A collaborative group of scientists from different academic centres in the USA and China led by James Wilson tested a possibility of success in curing a rare and dramatically severe inborn error of metabolism Ornithine Transcarbamylase deficiency (OTCD) using a combination of adeno-associated viral delivery system and the CRISPR-Cas9 genome editing tool.
OTCD is an X-linked urea cycle disorder that causes neonatal death in most affected males due to excess levels of ammonia in the blood (called hyperammonaemia) resulting in neurotoxicity. The children that survive beyond neonatal period can be treated by liver transplantation as the defect is almost completely confined to the liver. Because of the rapid growth of the liver size in the first few months of life gene therapy treatment with non-integrating vectors is unlikely to provide long-term benefits for the patients. The use of genome editing tools for correction of somatic mutations in the hepatocytes offers the potential of permanent cure for this disease.
Wilson et al. (2016), used the mouse model of OTCD carrying a mutation in the OTC gene in order to test their hypothesis. Two AAV8 delivery vectors were used to incorporate all the components of the CRISPR Cas9 genome editing system. Both vectors were injected into mice at 2 days of age. Further analysis showed this genome editing approach allowed correction of approximately 10% the OTC gene copies in the treated mouse livers. This level of gene correction was maintained long-term. Moreover, all the mice treated by the genome editing approach survived a protein challenge whilst all the untreated mice developed lethal hyperammonaemia.
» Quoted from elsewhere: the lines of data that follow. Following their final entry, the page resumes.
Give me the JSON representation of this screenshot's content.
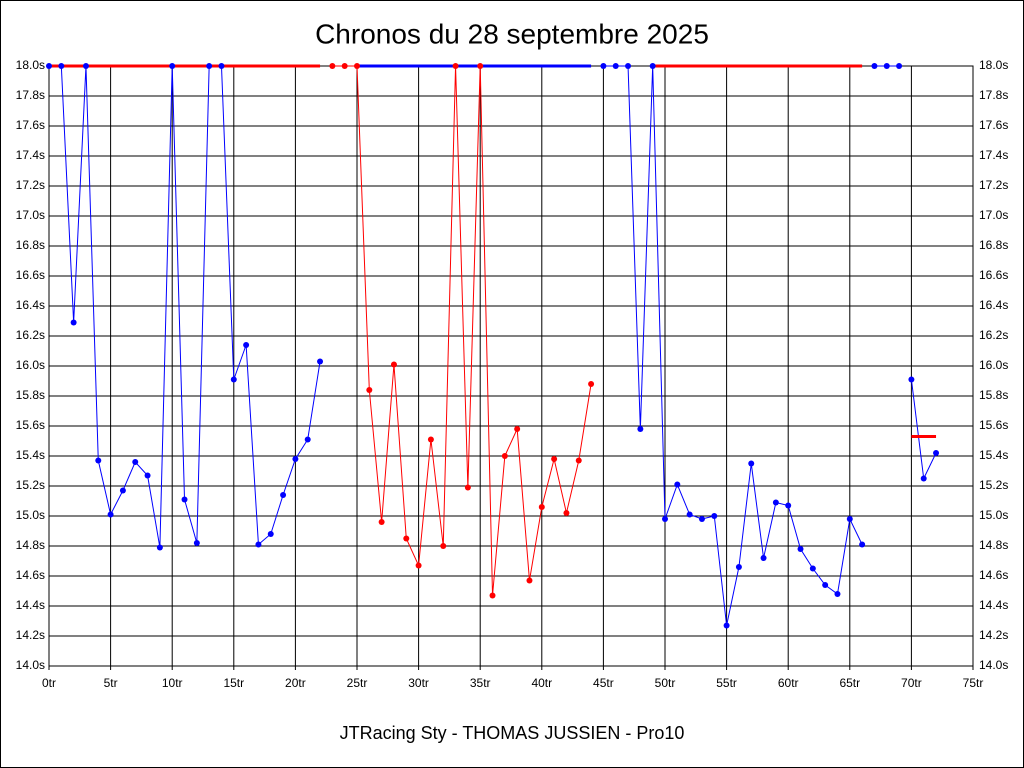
{
  "chart_data": {
    "type": "line",
    "title": "Chronos du 28 septembre 2025",
    "caption": "JTRacing Sty - THOMAS JUSSIEN - Pro10",
    "xlim": [
      0,
      75
    ],
    "xticks": [
      {
        "value": 0,
        "label": "0tr"
      },
      {
        "value": 5,
        "label": "5tr"
      },
      {
        "value": 10,
        "label": "10tr"
      },
      {
        "value": 15,
        "label": "15tr"
      },
      {
        "value": 20,
        "label": "20tr"
      },
      {
        "value": 25,
        "label": "25tr"
      },
      {
        "value": 30,
        "label": "30tr"
      },
      {
        "value": 35,
        "label": "35tr"
      },
      {
        "value": 40,
        "label": "40tr"
      },
      {
        "value": 45,
        "label": "45tr"
      },
      {
        "value": 50,
        "label": "50tr"
      },
      {
        "value": 55,
        "label": "55tr"
      },
      {
        "value": 60,
        "label": "60tr"
      },
      {
        "value": 65,
        "label": "65tr"
      },
      {
        "value": 70,
        "label": "70tr"
      },
      {
        "value": 75,
        "label": "75tr"
      }
    ],
    "ylim": [
      14.0,
      18.0
    ],
    "yticks": [
      {
        "value": 14.0,
        "label": "14.0s"
      },
      {
        "value": 14.2,
        "label": "14.2s"
      },
      {
        "value": 14.4,
        "label": "14.4s"
      },
      {
        "value": 14.6,
        "label": "14.6s"
      },
      {
        "value": 14.8,
        "label": "14.8s"
      },
      {
        "value": 15.0,
        "label": "15.0s"
      },
      {
        "value": 15.2,
        "label": "15.2s"
      },
      {
        "value": 15.4,
        "label": "15.4s"
      },
      {
        "value": 15.6,
        "label": "15.6s"
      },
      {
        "value": 15.8,
        "label": "15.8s"
      },
      {
        "value": 16.0,
        "label": "16.0s"
      },
      {
        "value": 16.2,
        "label": "16.2s"
      },
      {
        "value": 16.4,
        "label": "16.4s"
      },
      {
        "value": 16.6,
        "label": "16.6s"
      },
      {
        "value": 16.8,
        "label": "16.8s"
      },
      {
        "value": 17.0,
        "label": "17.0s"
      },
      {
        "value": 17.2,
        "label": "17.2s"
      },
      {
        "value": 17.4,
        "label": "17.4s"
      },
      {
        "value": 17.6,
        "label": "17.6s"
      },
      {
        "value": 17.8,
        "label": "17.8s"
      },
      {
        "value": 18.0,
        "label": "18.0s"
      }
    ],
    "grid": true,
    "series": [
      {
        "color": "#0000ff",
        "x": [
          0,
          1,
          2,
          3,
          4,
          5,
          6,
          7,
          8,
          9,
          10,
          11,
          12,
          13,
          14,
          15,
          16,
          17,
          18,
          19,
          20,
          21,
          22
        ],
        "values": [
          18.0,
          18.0,
          16.29,
          18.0,
          15.37,
          15.01,
          15.17,
          15.36,
          15.27,
          14.79,
          18.0,
          15.11,
          14.82,
          18.0,
          18.0,
          15.91,
          16.14,
          14.81,
          14.88,
          15.14,
          15.38,
          15.51,
          16.03
        ]
      },
      {
        "color": "#ff0000",
        "x": [
          23,
          24,
          25,
          26,
          27,
          28,
          29,
          30,
          31,
          32,
          33,
          34,
          35,
          36,
          37,
          38,
          39,
          40,
          41,
          42,
          43,
          44
        ],
        "values": [
          18.0,
          18.0,
          18.0,
          15.84,
          14.96,
          16.01,
          14.85,
          14.67,
          15.51,
          14.8,
          18.0,
          15.19,
          18.0,
          14.47,
          15.4,
          15.58,
          14.57,
          15.06,
          15.38,
          15.02,
          15.37,
          15.88
        ]
      },
      {
        "color": "#0000ff",
        "x": [
          45,
          46,
          47,
          48,
          49,
          50,
          51,
          52,
          53,
          54,
          55,
          56,
          57,
          58,
          59,
          60,
          61,
          62,
          63,
          64,
          65,
          66
        ],
        "values": [
          18.0,
          18.0,
          18.0,
          15.58,
          18.0,
          14.98,
          15.21,
          15.01,
          14.98,
          15.0,
          14.27,
          14.66,
          15.35,
          14.72,
          15.09,
          15.07,
          14.78,
          14.65,
          14.54,
          14.48,
          14.98,
          14.81
        ]
      },
      {
        "color": "#0000ff",
        "x": [
          67,
          68,
          69
        ],
        "values": [
          18.0,
          18.0,
          18.0
        ]
      },
      {
        "color": "#0000ff",
        "x": [
          70,
          71,
          72
        ],
        "values": [
          15.91,
          15.25,
          15.42
        ]
      }
    ],
    "bands": [
      {
        "from": 0,
        "to": 22,
        "color": "#ff0000"
      },
      {
        "from": 25,
        "to": 44,
        "color": "#0000ff"
      },
      {
        "from": 49,
        "to": 66,
        "color": "#ff0000"
      }
    ],
    "average": {
      "from": 70,
      "to": 72,
      "value": 15.53,
      "color": "#ff0000"
    }
  }
}
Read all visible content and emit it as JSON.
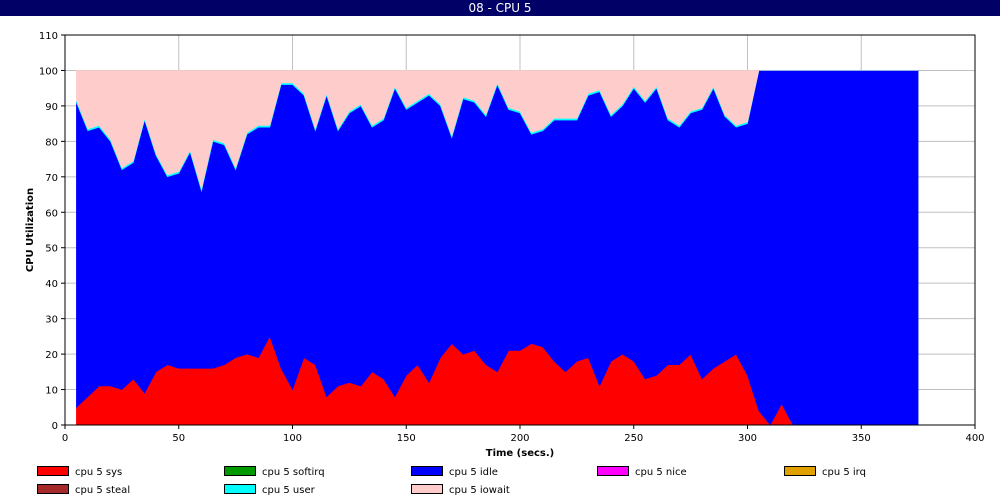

Interestingly, the treatment of older mice was not as successful and the mice experienced adverse effects.
This study provides evidence for therapeutic potential of in vivo genome editing approach to treatment of single gene liver-based disorders. Further work, however, is required to improve the methods and better understand the potential risks of this exciting technique.
Yang, Y., Wang, L., et al. (2016). A dual AAV system enables the Cas9-mediated correction of a metabolic liver disease in newborn mice. Nature Biotechnology. 34(3):334-338.